Dawn menjelaskan, industri film di Laos masih kecil, bahkan berada di tahap awal jika dibandingkan dengan negara lain di Asia Tenggara. Sekolah film juga baru berdiri beberapa tahun lalu.
“Mengikuti festival film seperti ini dapat memberi harapan dan inspirasi kepada pembuat film generasi muda di Laos bahwa kami bisa. Mereka jadi bisa percaya diri untuk berkompetisi melawan negara lain dengan karya mereka,” kata Dawn yang adalah ko-produser The Blanket (2021), pemenang kedua RWI (Raoul Wallenberg Institute) Asia Pacific Award di MFW8.
Sedikit berbeda, pembuat film Chicken Awaken (2022), Beny Kristia, mengikuti Begadang Filmmaking Competition karena iseng. Film ini dia buat bersama teman-teman mahasiswa yang bergabung dalam Unit Kegiatan Mahasiswa film di Universitas Brawijaya, Malang. Tak disangka, mereka bisa meraih juara.
Lahirnya talenta
Festival film pendek sejatinya menjadi saksi lahirnya para sineas bertalenta baru. Selain Minikino, Indonesia pernah punya perhelatan serupa yang mengapresiasi film pendek. Mengutip buku Direktori Festival Film Dunia dan Indonesia (2019), beberapa di antaranya XXI Short Film Festival, Festival Film Solo, dan Festival Film Pendek Konfiden. Sayang, semuanya tak lagi aktif.
Ketua Bidang Festival dan Penyelenggara Kegiatan Badan perfilman Indonesia, Vivian Idris, menambahkan, adanya festival bertaraf internasional seperti Minikino yang sudah berjalan lama memberi dampak positif industri film pendek terhadap jejaring internasional yang terpercaya. “Ini bisa menjadi pintu masuk buat pembuat film pendek dan pemerintah sebagai pembuat kebijakan untuk melihat posisi film pendek Indonesia seperti apa,” tuturnya.

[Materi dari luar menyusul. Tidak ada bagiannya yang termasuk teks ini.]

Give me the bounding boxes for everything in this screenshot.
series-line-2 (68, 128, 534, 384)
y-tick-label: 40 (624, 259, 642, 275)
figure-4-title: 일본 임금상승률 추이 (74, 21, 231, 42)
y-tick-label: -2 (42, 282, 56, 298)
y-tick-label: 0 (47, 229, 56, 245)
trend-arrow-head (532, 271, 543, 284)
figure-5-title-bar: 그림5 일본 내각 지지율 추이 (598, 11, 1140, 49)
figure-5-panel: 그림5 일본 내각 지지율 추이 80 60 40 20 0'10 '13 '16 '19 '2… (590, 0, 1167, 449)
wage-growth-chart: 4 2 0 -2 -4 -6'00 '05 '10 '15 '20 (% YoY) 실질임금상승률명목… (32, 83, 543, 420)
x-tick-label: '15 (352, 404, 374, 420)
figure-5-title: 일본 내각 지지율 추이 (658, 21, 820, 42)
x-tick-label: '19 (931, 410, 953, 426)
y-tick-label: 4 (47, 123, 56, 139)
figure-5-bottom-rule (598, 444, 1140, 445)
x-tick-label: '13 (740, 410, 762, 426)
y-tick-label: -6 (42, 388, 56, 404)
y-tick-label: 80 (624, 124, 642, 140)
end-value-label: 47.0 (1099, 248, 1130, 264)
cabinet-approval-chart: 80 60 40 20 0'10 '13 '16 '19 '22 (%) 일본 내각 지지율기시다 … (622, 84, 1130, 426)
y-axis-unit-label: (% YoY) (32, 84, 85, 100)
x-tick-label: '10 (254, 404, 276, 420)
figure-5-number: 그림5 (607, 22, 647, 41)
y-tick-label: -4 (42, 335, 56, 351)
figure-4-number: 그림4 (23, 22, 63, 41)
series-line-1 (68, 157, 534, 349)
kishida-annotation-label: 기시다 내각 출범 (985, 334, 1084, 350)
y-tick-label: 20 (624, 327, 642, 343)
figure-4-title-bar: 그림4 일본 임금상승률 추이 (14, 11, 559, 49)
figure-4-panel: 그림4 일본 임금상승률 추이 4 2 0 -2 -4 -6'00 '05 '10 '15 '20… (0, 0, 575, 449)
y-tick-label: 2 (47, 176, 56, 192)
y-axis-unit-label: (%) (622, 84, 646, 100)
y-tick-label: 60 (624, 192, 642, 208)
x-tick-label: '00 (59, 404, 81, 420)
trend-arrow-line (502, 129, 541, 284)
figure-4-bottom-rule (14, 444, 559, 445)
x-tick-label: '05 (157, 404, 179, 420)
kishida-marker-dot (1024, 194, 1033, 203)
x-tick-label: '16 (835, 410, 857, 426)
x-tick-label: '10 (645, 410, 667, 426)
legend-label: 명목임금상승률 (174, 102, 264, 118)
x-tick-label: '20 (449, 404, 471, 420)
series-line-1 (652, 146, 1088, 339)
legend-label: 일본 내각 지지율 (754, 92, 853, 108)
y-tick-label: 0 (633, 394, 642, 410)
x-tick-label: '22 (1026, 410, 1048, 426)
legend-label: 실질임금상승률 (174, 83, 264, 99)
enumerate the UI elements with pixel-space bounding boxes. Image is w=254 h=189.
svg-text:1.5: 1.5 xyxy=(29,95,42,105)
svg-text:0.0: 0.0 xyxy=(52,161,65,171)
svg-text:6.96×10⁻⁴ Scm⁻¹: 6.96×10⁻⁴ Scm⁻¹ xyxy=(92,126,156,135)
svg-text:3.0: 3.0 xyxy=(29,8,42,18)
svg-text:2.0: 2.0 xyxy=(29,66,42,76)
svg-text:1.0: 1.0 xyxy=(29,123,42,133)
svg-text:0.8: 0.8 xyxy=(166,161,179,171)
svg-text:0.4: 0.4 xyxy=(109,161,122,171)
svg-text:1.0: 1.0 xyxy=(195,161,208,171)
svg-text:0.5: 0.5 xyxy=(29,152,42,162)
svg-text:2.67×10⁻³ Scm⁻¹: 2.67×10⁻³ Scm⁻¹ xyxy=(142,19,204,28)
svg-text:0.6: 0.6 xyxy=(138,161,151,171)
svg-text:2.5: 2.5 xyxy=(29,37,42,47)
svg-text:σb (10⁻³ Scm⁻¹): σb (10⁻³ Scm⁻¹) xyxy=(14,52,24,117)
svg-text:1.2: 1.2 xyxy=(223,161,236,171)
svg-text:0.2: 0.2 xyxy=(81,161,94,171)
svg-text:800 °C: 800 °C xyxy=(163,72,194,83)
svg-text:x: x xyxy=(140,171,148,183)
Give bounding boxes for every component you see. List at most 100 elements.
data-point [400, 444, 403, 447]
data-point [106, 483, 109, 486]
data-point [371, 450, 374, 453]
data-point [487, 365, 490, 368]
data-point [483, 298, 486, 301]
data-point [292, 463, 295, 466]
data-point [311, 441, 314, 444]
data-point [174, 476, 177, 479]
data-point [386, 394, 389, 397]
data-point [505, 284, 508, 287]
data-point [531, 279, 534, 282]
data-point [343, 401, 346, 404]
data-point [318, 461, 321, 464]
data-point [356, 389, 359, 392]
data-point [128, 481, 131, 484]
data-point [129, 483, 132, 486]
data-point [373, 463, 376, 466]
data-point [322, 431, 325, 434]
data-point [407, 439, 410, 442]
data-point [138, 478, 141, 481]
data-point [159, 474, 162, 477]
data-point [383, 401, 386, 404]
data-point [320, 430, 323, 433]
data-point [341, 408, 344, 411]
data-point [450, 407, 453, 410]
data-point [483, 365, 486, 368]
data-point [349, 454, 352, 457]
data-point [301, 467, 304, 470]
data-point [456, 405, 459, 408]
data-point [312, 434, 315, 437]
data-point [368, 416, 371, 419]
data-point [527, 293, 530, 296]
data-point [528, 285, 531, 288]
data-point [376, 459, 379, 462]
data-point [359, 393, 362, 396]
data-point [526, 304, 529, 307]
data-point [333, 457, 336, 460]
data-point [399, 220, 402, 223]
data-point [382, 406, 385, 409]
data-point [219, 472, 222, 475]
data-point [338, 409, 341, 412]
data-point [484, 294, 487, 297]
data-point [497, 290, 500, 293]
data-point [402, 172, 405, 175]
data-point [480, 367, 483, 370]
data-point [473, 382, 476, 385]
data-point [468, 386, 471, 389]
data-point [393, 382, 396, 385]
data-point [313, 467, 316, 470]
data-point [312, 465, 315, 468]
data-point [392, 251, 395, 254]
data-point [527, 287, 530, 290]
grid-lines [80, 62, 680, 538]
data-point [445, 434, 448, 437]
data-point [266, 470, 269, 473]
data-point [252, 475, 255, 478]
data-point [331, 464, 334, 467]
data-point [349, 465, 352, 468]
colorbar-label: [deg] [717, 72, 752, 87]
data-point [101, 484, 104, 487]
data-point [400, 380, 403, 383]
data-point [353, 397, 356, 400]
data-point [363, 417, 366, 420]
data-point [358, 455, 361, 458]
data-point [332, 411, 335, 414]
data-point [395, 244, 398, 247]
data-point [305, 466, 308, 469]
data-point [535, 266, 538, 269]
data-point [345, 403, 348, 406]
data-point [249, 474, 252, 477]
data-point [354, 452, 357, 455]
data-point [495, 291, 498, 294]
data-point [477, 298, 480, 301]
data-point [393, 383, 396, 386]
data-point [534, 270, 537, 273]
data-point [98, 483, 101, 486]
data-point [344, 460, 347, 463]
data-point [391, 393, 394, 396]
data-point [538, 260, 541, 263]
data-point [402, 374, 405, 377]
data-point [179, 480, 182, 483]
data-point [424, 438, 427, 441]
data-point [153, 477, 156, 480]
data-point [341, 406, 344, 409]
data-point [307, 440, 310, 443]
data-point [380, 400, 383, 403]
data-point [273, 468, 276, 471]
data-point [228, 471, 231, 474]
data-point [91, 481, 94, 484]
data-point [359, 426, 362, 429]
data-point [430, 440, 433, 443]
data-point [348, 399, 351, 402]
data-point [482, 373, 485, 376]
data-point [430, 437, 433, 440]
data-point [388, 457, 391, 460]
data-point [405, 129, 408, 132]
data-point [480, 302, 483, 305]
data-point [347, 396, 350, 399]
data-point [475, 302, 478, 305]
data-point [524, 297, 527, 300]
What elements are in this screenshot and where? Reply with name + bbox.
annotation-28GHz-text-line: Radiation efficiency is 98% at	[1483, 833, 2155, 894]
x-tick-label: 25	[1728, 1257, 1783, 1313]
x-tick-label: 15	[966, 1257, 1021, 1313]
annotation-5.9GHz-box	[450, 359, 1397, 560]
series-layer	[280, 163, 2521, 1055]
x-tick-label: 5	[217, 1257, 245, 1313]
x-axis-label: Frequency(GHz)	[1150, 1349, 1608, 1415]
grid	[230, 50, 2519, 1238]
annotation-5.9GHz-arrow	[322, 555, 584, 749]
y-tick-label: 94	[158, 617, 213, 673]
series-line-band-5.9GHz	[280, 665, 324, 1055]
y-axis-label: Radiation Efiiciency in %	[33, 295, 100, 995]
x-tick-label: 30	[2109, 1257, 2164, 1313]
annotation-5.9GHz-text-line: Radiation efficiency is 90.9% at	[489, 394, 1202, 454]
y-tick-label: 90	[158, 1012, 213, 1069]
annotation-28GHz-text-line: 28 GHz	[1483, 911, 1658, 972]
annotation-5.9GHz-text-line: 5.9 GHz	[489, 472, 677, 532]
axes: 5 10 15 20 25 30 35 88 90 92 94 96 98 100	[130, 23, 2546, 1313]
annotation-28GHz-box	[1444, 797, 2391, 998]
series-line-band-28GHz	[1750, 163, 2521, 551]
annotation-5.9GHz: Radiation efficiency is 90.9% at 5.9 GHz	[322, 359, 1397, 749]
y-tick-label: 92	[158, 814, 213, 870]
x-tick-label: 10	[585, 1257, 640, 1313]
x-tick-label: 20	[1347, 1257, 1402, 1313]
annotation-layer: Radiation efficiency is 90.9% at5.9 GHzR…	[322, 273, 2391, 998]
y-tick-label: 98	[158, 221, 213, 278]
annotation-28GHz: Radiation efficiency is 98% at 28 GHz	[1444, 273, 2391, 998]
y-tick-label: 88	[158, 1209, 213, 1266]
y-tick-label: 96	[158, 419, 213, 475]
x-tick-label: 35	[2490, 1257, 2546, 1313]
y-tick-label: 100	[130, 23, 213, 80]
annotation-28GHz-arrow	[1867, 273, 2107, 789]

Pendiri Bogotá Short Film Festival di Kolombia, Jaime E Manrique menilai, kualitas film pendek Indonesia telah menunjukkan standar produksi berkualitas tinggi. Penilaian ini tidak menggunakan Hollywood sebagai standar karena setiap negara memiliki perbedaan sejarah sinema.
Dilihat dari segi produksi, film-film pendek Indonesia yang berkompetisi di festival seperti Minikino menunjukkan, para pembuat film mampu membuat cerita dan penokohan kuat yang ditampilkan dengan akting memukau.
Akan tetapi, lanjut Manrique, masih banyak pekerjaan rumah untuk membuat film pendek Indonesia berkembang lebih jauh. Para pembuat film pendek membutuhkan lebih banyak lokakarya dan relasi internasional untuk dihubungkan dengan festival dan dunia internasional.
“Mereka butuh lebih banyak eksposur untuk membentuk situasi dan kritik yang membangun. Indonesia sekarang berada dalam momen yang bagus jadi penting supaya pemerintah yang memiliki dana bisa mendukung para pembuat film ini. Film pendek berkualitas bisa membangun industri perfilman yang lebih baik,” tutur laki-laki kelahiran Bogota ini.
Baca juga: Berkat Bu RT, Semua Masalah Selesai
Cika berharap, perhelatan MFW tidak menjadi sekadar ajang kompetisi bagi para pembuat film pendek. Namun, Minikino juga bisa menjadi tempat mereka menampilkan karya dengan layak mendapat apresiasi serta ruang interaksi untuk menghasilkan karya baru.
“Itu yang kami harapkan. Mungkin suatu saat kami bisa bangga bilang kalau kami mengikuti dan mendukung jejak karier mereka. Kami ingin beberapa tahun kemudian mereka bisa bilang menampilkan film pertamanya di Minikino dan sekarang telah berkarier,” kata Cika. Panjang umur film pendek Indonesia!